Ultimately, all any prop firm can do is what a college basketball or football team can do: give you the best shot at big league success possible. The coaches can provide the training, teach the plays, and offer the encouragement--and then it's up to each player to make the most of practice and playing time.

So if you interview at a prop firm, listen for pie-in-the-sky promises and listen for tough love about the challenges of trading. If one firm lures you with the promises and the other encourages you to think long and hard before taking the challenge, you'll know the firm to choose: the one with the integrity to acknowledge and assist the steep learning curve ahead.



Michele said...

"Ultimately, all any prop firm can do is what a college basketball or football team can do: give you the best shot at big league success possible."

With all due respect, I don't know any ball team that charges you $5000 to join.

seedworker said...

5000 is a good day of trading. What is an education worth? Did you not have to pay to attend college?

RAEckart said...

You'll put in more than $5000 in either time or elite sports training to make a college team these days. And you'll want to make sure your money is well spent if it means making an elite team.

Take Dr. Steenbarger and SMB's advice and do your homework.

Ionized said...

a retail account means you have to put in $25k to pattern day trade..

i don't see a problem with only $5k.

Walter Sobchak said...

When I first started trading on my own (not firm a firm) it cost me 30K and a year before I was consistently profitable. So putting up 5K (if that's the requirement) to have the support of a firm is a steal.

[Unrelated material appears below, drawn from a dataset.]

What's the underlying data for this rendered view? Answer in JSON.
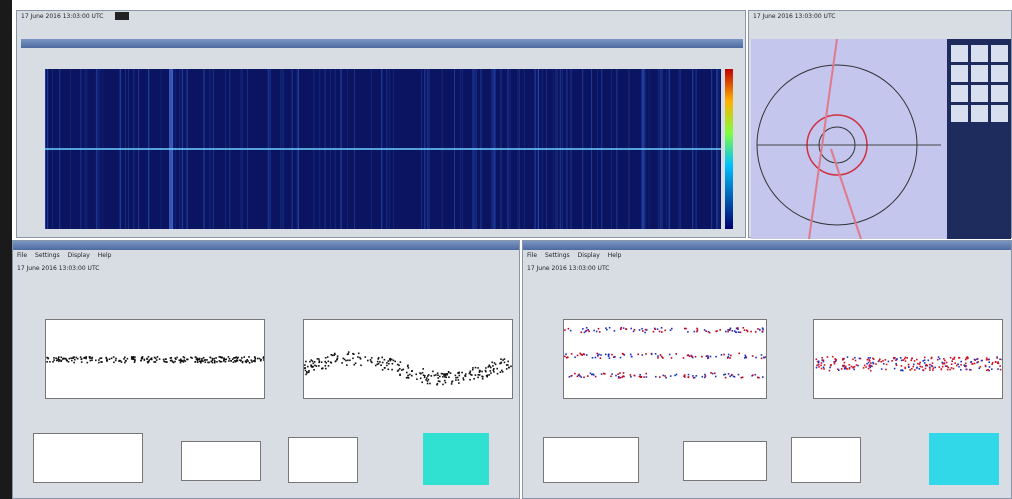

The other thing is that 90% of traders fail. Keep in mind the failure rate any business start up is 90%. If you treat your trading like a business, and are aware of the 1/10 rate of success from the get go, your success or failure will come as no surprise.

passiontotrade said...

Some of my friends did pay $30-$60K for "training". I paid $5K to a firm that didn't teach much more than I can get out of any $50 book. I've looked at SMB's program and it looks substantially different than what I got. I just wish I'd known about them at the time I went elsewhere. I definitely would have chosen SMB's program over the academy's. From SMB's blog it looks like they have a certain trading style so it makes sense to me that if you want to join the firm you have to know how to trade their style. That requires training by them. If you don't join the firm for whatever reason, that solid education and skills development is still good to apply however you see fit. Compared to the potential income, the 5 or 7K cost looks like a good return on your investment. Dr. Brett's later post emphasizes the need to separate the training aspect from the job hire.